İtalya macerasında da başarıdan başarıya koşan Mourinho, İnter ile 2 Serie A, 1 Kupa İtalya, 1 Süper Kupa ve 1 Şampiyonlar Ligi kupası olmak üzere 5 kupa kazandı. 22 Mayıs 2010'da Bayern Münih'le oynanan ve Inter’in 2–0 kazandığı Şampiyonlar Ligi finalinin ardından misyonunu tamamladığı İtalyan ekibinden ayrılacağını ve yeni takımının Real Madrid olacağını açıkladı.

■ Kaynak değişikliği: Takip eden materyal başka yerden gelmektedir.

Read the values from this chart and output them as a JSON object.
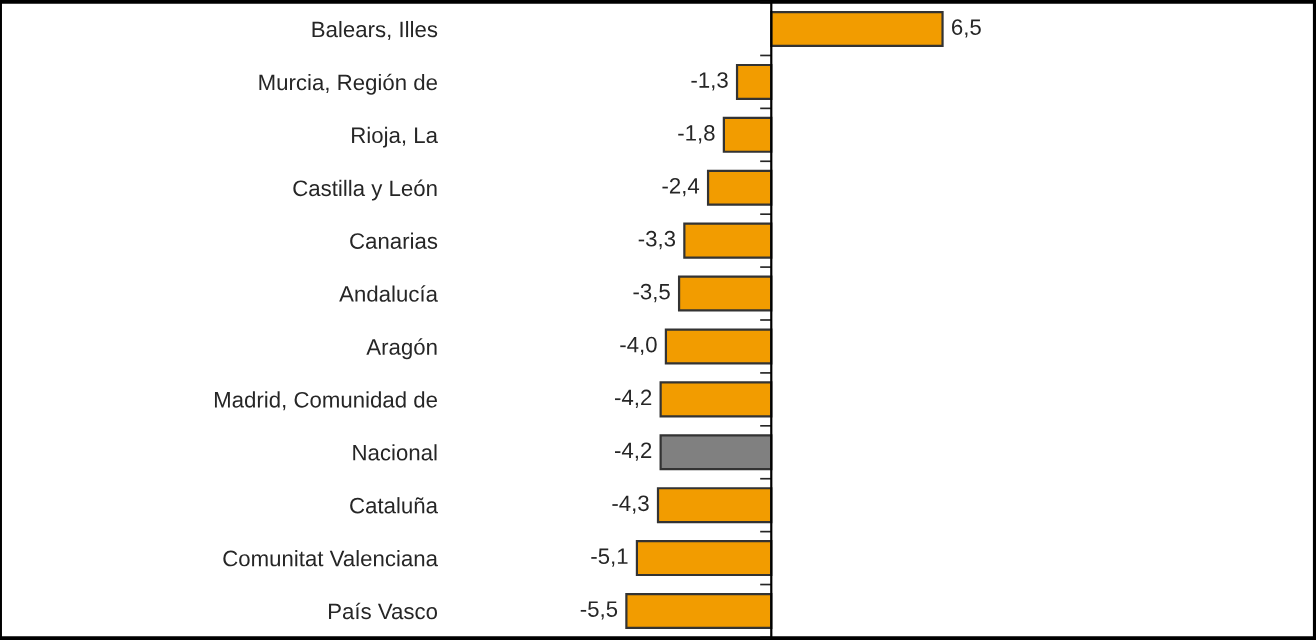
{
  "chart_data": {
    "type": "bar",
    "orientation": "horizontal",
    "categories": [
      "Balears, Illes",
      "Murcia, Región de",
      "Rioja, La",
      "Castilla y León",
      "Canarias",
      "Andalucía",
      "Aragón",
      "Madrid, Comunidad de",
      "Nacional",
      "Cataluña",
      "Comunitat Valenciana",
      "País Vasco"
    ],
    "values": [
      6.5,
      -1.3,
      -1.8,
      -2.4,
      -3.3,
      -3.5,
      -4.0,
      -4.2,
      -4.2,
      -4.3,
      -5.1,
      -5.5
    ],
    "value_labels": [
      "6,5",
      "-1,3",
      "-1,8",
      "-2,4",
      "-3,3",
      "-3,5",
      "-4,0",
      "-4,2",
      "-4,2",
      "-4,3",
      "-5,1",
      "-5,5"
    ],
    "colors": [
      "#f29c00",
      "#f29c00",
      "#f29c00",
      "#f29c00",
      "#f29c00",
      "#f29c00",
      "#f29c00",
      "#f29c00",
      "#808080",
      "#f29c00",
      "#f29c00",
      "#f29c00"
    ],
    "xlim": [
      -29.2,
      20.6
    ],
    "tick_labels": "y",
    "grid": false
  }
}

Real Madrid ile birlikte Barcelona hegomanyasını kırmaya çalışan Mourinho, ilk yılında istenilen başarıyı sağlayamadı. Ancak ikinci yılında Barcelona’ya karşı üstünlük kuramamalarına rağmen zayıf rakipler karşısında puan kaybını en aza indirerek takımını şampiyonluğun en büyük adayı haline getirmeyi başardı.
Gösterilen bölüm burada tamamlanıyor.